Gerakan jihad kekerasan dan berdirinya negara Islam di kalangan dunia pendidikan selalu memiliki motif sama, yakni berupaya membenturkan agama dengan nilai-nilai kebangsaan, seolah keduanya bertentangan satu sama lain. 
 
Padahal kedua nilai tersebut tidak bertentangan. Bahkan, saling melengkapi.
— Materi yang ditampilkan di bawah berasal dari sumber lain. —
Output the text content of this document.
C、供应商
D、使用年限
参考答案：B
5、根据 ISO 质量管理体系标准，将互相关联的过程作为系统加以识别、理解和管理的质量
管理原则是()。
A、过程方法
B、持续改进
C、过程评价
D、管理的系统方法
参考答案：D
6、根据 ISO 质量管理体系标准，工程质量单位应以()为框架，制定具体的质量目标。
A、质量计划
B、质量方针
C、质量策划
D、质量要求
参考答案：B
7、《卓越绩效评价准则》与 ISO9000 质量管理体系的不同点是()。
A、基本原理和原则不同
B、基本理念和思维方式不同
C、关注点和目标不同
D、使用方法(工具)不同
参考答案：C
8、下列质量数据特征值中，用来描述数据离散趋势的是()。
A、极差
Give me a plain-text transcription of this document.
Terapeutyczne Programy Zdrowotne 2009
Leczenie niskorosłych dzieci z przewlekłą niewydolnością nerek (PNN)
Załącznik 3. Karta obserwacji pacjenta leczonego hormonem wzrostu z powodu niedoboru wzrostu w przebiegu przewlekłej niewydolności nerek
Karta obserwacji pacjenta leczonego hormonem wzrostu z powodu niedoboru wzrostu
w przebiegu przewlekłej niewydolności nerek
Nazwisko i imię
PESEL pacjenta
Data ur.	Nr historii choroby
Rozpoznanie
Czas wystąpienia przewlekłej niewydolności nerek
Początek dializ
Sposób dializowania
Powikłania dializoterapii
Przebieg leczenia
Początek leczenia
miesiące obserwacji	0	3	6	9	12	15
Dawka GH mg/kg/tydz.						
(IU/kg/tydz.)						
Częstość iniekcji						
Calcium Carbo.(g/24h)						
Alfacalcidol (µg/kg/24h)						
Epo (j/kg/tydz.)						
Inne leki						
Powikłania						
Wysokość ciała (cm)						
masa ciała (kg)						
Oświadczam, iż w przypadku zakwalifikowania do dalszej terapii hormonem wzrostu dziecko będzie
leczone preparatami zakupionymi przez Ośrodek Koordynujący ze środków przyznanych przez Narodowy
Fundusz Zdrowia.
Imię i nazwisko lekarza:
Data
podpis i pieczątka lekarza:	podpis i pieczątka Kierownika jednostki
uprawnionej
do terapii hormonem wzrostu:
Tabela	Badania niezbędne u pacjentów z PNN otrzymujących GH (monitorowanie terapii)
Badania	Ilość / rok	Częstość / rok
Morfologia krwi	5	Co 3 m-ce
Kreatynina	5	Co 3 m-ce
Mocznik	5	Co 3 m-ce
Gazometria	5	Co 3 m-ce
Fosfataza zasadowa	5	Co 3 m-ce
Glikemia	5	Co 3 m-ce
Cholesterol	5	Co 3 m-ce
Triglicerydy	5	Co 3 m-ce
Hubungan antara keduanya telah ‘selesai’ sebagaimana tertuang dalam “Deklarasi tentang Hubungan Pancasila dengan Islam”, hasil Munas Alim Ulama NU di Sukorejo, Situbondo, pada 21 Desember 1983 yang bertepatan dengan 16 Rabi’ul Awwal 1404 H.
 
Pasal 1 Deklarasi ini menyebut: “Pancasila sebagai dasar dan falsafah Negara Republik Indonesia bukanlah agama, tidak dapat menggantikan agama dan tidak dapat dipergunakan untuk menggantikan kedudukan agama”. Dalam Pasal 4 disebutkan: “Penerima dan pengamalan Pancasila merupakan perwujudan dari upaya umat Islam Indonesia untuk menjalankan syariat agamanya.”
 
Terkait upaya pembenturan agama dan kebangsaan semacam itu, Direktur Pencegahan Badan Nasional Penanggulangan Terorisme (BNPT) Brigjen Pol Hamli, menyebutnya sebagai ‘penyesatan’. Untuk menghadapi hal itu, perlu mengintegrasikan nilai agama dan kebangsaan. 
 
“Menjadi sangat penting peran bapak ibu guru agama untuk memberikan pengajaran dan pemahaman agama yang benar, menghadapi berbagai upaya penyesatan oleh kelompok radikal seperti membandingkan Pancasila dengan simbol agama,” ujarnya.
 
Hamli menjelaskan, terorisme bukan ajaran agama. Lebih-lebih Islam yang mengajarkan untuk memberikan rahmat bagi seluruh alam. Selain itu, faktanya, gerakan teror bisa dilakukan semua penganut agama. Ia memberi contoh teror penyerangan dua buah masjid di Selandia Baru yang menelan 51 korban jiwa dan beberapa gerakan teror di negara lain seperti Norwegia dan Jepang.
 
“Terorisme faktanya menyakiti semua agama. Tetapi bukan agamanya, melainkan orang yang menganut agama itu. Jadi tidak bisa distigmakan pada satu agama,” jelas Hamli.
 
Menurut hasil penelitian Maarif Institute, radikalisme di lingkungan SMA bisa masuk dari beberapa tiga jalur. Pertama, melalui kebijakan sekolah. Kedua, melalui guru yang terpapar radikalisme. Ketiga, melalui alumni.